We spent the next day, the 20th, on a tour of Alice Springs and some of its important historical spots. We bagan the day at Alice Springs Desert Park. It's a good way to get an introduction to the types of land we would be visiting over the next few days on our camping trip. We only had two hours there, so most of the students went to the desert bird show. It's quite an event, involving wedgetail eagles, kites and desert kestrals and barn owls, displaying their natural behavior on free flight. They're very well-trained. I had seen it last year, so I spent my time visting the kangaroos and emus, the nocturnal house, and attending a show on bush tucker: specifically, witchety grubs (eaten live), honey ants (you eat their hind parts while they're alive) and desert 'coconuts' (a moth larva trapped inside a tree gall). Great gross-out food for teh tourists; sometimes I think the Aborigines just make all this up to see if they can get some tourist to eat something gross -- I'm just kidding of course. In fact, as you will see later on, I have actually learned a thing or two worth knowing about our blackfella brother down here. but more on that later.

After the Desert Park, we went to the Royal Flying Doctors Service. This was started early in the 20th century by one John Flynn, a circuit rider minister who saw the heartbreak of floks when they could not get good medical care in the remote regions of the Outback, and put together teams of aviators and electrical engineers to develop a flying medical service and a wireless system to get emergency messages out as needed. They are real heroes; it chokes me up a little even now to think of this wonderful and dedicated group of doctors, nurses, and pilots who serve the citizens of Australia who live far away from the rest of us. There's a tv series down here about them called Flying Doctors; I'll see if I can find a link to somne info about it.

After the Flying Doctors, we went to the School of the Air, a similar service that serves the educational needs of children who live on remote cattle and sheep stations and Aboriginal villages. Our students once again put the Australian tourists to shame by making significant book donations to the School after the tour of their operations.

We ended our day by visiting the original telegraph station that gave Alice Springs it name. The man who founded the station was one Charles Todd -- many things here are named after him -- he neede a location for a telegraph station that was near a gap in the McDonnell range, that was within 200 kilometres of the nearest station to the north, and was near a source of water. He called the water he found Alice Springs, believing it was a spring -- it was a low spot in a nearby riverbed, which doon dried up. But the name stuck; the dry river eventually was called the Todd River, and Alice Springs was born.

I should explain two things about Outback rivers. You can think of them as 'upside down', in that the water is underneath the sand and rock, not on top.

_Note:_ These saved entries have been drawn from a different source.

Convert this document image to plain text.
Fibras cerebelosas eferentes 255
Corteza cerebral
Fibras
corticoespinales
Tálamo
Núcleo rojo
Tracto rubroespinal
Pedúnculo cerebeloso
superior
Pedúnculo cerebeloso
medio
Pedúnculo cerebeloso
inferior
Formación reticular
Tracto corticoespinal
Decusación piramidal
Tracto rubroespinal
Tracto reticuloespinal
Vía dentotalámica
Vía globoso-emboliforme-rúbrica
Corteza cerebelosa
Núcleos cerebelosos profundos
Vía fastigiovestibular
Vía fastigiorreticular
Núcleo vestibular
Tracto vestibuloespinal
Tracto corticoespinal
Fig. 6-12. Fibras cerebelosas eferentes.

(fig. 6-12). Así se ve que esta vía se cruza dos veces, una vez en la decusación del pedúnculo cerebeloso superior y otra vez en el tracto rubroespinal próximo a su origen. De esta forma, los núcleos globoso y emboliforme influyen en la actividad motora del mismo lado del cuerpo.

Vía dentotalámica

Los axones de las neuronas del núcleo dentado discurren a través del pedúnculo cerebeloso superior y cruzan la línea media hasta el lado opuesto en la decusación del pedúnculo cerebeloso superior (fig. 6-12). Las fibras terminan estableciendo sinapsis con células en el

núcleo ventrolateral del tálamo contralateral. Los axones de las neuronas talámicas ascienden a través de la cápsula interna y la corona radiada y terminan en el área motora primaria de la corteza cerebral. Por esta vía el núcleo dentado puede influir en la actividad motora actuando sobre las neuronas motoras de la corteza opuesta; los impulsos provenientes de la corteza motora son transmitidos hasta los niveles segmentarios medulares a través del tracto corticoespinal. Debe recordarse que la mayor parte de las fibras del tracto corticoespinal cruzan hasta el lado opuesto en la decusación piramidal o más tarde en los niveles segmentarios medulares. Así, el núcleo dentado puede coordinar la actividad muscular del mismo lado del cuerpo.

The Todd River is usually dry, though my senior colleague and I are among the few tourists who can say that we have seen water flowing in the Todd River -- you can read more about it in last year's journal. Of course, this year, there was none, our weather was beautiful throughout our stay in the Outback.

Tomorrow will be my last full day in Australia, and I plan on doing little more than some last-minute shopping and journal reading -- and of course telling you about our camping trip to the Outback.